Full-time and eligible for benefits Have worked for the system for five years or longer At least 62 years old Hold a tenured position

Faculty who accepted the buyout will be offered a lump-sum payout equal to 1.5 times their benefits-eligible salary.

“This program is going to give us a little flexibility to take a look at our strategy to take a look,” UM System spokesman Christian Basi said.

He said this comes at a time when the university is projecting growing enrollment and steady state funding.

Basi said the UM System projects it will recoup the money used for the buyouts within a year.

Each department will separately discuss how it will use the new funds from each buyout and whether to fill the open positions left after the buyouts.

MU Faculty Council Chairman Clark Peters said the professors who took the buyout will leave a hole in many departments.

“We’re losing a tremendous about of experience,” Peters said. “These are people who know stuff about this university that others don’t, so we’re losing that understanding of how this place works or functions.”

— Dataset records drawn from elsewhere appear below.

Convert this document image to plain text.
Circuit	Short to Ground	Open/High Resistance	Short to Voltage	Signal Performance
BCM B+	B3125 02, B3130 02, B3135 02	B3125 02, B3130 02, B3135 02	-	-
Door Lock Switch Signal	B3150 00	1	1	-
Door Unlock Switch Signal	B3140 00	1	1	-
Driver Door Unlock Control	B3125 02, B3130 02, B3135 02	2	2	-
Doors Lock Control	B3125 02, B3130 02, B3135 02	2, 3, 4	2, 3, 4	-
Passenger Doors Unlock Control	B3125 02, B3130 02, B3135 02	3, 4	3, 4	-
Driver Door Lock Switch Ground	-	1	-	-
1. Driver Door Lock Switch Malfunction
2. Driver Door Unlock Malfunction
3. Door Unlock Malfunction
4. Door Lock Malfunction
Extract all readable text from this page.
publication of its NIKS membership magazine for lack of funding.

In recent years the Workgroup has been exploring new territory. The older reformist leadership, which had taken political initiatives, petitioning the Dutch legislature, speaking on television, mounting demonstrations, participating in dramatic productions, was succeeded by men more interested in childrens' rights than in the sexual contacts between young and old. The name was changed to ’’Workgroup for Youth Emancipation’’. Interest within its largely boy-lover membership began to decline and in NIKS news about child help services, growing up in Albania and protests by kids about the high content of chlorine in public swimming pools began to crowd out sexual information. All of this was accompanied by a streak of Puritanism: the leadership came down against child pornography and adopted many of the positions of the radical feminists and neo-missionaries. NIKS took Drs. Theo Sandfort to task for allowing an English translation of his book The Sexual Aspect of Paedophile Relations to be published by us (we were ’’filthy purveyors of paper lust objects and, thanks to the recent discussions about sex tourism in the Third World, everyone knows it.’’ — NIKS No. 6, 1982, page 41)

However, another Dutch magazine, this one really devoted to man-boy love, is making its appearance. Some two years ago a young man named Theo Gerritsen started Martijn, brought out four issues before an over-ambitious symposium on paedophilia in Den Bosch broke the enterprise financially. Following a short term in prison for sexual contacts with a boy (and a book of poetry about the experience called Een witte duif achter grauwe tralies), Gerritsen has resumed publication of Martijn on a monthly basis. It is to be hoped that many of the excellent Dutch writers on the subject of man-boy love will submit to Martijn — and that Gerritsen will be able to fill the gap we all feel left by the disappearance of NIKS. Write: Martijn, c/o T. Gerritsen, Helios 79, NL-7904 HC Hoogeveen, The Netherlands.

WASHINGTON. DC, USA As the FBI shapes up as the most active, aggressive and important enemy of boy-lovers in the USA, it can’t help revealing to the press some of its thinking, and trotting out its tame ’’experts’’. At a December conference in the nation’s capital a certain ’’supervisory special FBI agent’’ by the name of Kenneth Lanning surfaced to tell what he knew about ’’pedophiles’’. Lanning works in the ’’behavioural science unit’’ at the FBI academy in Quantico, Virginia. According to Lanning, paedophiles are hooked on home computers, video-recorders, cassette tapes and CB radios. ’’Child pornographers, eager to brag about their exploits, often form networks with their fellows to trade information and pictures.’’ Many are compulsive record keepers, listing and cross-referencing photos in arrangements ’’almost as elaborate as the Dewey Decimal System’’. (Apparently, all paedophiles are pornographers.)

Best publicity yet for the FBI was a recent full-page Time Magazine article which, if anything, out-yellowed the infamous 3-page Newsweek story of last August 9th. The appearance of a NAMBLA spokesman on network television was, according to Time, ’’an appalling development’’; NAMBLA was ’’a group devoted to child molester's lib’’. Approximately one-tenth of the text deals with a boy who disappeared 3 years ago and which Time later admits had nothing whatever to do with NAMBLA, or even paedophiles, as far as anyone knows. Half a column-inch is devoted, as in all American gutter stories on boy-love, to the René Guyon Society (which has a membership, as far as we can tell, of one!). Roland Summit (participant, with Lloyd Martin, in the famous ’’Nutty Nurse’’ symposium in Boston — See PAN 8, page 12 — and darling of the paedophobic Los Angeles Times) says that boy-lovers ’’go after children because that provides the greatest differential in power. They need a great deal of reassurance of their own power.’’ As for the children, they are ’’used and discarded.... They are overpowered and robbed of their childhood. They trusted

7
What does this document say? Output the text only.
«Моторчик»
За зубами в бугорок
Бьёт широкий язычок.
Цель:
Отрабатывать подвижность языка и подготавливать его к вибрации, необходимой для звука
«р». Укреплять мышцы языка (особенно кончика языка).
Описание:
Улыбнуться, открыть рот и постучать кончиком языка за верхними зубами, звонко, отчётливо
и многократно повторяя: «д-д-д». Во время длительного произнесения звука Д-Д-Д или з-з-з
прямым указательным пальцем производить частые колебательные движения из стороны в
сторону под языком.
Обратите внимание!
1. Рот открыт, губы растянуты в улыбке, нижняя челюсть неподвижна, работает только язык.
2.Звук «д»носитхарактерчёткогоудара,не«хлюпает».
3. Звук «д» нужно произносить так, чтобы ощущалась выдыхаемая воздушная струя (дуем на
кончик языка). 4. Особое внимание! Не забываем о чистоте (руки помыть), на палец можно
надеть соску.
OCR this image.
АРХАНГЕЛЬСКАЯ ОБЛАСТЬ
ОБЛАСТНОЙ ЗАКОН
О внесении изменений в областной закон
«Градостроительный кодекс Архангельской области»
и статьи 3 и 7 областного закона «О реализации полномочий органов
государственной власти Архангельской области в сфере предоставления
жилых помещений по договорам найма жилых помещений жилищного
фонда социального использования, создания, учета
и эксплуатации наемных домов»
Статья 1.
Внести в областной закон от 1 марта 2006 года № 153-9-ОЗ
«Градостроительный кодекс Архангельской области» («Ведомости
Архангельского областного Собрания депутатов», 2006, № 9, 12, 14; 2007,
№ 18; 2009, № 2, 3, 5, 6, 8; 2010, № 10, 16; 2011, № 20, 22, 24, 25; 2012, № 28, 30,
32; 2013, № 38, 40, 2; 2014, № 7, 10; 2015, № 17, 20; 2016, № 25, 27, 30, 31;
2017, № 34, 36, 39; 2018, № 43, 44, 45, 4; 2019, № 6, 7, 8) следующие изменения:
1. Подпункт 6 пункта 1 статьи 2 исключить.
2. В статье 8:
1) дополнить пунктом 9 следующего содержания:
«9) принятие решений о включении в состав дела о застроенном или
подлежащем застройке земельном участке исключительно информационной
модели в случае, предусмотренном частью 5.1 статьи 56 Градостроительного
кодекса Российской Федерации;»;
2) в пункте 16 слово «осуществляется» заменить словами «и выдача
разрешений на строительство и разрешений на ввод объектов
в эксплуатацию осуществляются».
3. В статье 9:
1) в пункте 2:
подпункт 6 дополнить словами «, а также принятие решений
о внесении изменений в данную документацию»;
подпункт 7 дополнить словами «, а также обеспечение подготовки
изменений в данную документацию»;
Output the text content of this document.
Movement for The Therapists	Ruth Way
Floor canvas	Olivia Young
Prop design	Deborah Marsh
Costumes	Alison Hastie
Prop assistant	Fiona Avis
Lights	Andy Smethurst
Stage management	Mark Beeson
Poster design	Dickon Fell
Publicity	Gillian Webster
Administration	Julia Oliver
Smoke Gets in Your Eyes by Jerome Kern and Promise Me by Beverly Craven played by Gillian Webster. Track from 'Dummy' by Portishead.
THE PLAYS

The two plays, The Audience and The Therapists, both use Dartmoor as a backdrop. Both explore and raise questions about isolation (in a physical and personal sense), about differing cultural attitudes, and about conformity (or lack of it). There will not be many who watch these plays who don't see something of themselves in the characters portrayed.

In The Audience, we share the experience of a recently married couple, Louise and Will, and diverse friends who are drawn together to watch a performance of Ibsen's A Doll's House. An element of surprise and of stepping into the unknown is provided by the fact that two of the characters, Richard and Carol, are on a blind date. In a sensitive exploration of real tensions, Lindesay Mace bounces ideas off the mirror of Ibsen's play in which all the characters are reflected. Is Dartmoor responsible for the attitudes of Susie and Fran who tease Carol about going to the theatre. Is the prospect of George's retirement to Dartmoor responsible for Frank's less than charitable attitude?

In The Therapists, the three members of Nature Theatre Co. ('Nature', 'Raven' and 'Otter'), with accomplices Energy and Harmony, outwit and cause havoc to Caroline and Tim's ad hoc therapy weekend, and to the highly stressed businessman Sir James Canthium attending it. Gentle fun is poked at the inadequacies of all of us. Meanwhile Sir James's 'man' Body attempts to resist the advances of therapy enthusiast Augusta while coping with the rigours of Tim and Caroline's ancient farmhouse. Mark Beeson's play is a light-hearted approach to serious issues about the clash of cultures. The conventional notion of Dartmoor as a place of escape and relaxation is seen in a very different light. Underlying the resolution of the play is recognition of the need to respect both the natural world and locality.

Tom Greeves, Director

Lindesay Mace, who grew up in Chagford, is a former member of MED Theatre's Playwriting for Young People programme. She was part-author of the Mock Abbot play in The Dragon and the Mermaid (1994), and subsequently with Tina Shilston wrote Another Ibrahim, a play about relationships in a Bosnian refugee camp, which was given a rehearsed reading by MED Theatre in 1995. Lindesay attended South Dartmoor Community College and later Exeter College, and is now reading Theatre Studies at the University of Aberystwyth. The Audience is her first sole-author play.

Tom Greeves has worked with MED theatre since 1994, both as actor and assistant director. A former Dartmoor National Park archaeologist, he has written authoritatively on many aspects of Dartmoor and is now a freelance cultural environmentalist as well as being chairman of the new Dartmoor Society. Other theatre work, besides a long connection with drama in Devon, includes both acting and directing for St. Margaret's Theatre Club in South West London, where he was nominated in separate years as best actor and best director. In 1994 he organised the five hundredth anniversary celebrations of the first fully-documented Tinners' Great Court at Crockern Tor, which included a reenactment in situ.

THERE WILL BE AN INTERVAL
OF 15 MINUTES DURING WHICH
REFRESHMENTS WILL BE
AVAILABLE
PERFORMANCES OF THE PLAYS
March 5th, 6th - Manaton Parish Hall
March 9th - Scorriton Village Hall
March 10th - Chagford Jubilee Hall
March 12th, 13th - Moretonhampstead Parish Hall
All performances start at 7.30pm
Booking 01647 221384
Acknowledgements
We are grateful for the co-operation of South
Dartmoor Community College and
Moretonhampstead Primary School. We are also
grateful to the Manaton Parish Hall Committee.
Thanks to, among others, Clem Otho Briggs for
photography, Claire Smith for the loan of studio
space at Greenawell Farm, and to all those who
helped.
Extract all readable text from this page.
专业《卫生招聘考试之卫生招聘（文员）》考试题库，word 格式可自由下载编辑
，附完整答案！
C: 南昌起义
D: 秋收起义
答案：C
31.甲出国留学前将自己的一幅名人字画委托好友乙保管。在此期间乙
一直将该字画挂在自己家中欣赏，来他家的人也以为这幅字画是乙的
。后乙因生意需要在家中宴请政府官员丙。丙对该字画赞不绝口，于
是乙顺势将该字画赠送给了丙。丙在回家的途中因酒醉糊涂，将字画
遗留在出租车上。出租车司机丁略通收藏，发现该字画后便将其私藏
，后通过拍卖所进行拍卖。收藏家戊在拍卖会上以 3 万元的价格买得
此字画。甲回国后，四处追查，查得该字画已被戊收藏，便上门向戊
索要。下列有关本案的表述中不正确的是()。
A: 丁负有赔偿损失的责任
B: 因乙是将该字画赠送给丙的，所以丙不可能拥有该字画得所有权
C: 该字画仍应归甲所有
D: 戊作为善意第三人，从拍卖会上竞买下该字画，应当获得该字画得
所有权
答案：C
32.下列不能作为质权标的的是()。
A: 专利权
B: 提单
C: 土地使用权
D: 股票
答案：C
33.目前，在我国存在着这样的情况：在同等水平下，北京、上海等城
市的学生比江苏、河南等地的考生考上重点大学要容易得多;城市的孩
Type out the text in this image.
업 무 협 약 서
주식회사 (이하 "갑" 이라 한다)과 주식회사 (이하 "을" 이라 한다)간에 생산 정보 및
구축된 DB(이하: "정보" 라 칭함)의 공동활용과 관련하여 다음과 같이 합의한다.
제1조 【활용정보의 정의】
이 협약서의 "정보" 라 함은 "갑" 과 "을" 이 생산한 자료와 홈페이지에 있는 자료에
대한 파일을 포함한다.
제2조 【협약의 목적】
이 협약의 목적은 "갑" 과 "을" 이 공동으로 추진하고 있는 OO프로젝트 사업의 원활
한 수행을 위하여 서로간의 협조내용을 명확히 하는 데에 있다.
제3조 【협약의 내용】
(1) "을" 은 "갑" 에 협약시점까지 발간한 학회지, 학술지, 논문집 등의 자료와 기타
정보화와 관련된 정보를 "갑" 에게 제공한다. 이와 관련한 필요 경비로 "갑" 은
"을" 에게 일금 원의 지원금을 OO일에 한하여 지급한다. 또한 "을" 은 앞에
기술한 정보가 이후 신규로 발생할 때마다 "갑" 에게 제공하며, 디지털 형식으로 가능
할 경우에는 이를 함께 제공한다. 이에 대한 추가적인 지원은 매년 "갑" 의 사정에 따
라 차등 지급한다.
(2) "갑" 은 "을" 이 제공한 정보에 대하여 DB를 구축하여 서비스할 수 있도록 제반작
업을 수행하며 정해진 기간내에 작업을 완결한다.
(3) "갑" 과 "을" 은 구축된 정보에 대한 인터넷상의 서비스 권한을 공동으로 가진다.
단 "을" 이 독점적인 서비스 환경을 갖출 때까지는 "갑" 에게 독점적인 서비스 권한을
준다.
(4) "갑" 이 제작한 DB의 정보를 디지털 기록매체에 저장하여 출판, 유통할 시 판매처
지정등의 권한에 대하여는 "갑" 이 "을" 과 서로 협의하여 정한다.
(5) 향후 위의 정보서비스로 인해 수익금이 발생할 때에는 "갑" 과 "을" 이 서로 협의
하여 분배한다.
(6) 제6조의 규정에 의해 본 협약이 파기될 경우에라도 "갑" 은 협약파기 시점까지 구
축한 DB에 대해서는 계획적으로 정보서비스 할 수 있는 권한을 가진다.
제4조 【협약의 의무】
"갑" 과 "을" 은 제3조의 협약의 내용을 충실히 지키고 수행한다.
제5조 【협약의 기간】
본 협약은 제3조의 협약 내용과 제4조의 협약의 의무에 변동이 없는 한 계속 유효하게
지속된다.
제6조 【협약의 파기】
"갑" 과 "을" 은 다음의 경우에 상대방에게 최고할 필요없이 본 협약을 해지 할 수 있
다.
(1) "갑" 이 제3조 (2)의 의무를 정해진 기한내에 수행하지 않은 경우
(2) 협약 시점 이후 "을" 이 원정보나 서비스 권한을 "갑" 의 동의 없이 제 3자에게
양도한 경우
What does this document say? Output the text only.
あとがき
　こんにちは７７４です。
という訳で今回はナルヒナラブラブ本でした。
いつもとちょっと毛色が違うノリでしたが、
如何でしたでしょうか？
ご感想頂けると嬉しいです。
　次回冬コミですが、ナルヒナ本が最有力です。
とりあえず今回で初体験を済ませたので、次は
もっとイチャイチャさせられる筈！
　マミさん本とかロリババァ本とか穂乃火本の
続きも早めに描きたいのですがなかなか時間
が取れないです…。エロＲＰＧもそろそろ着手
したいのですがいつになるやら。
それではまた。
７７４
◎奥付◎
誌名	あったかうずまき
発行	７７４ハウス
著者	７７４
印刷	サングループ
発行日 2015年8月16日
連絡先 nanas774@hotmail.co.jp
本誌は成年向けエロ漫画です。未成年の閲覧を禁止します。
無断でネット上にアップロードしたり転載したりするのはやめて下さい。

Faculty who remain will have to pick up that burden, Peters said. He said many of the faculty who are leaving were on committees and ran research projects along with teaching classes.

The buyout news is hitting soon after MU decided to reallocate $25 million from various departments in its budget for the coming fiscal year. He said each department will receive its allocations for the next year within the next few weeks, so they are still unsure of the effects of these changes.

Peters said he hopes that once they receive the budgets, each department will listen to faculty when setting budget priorities.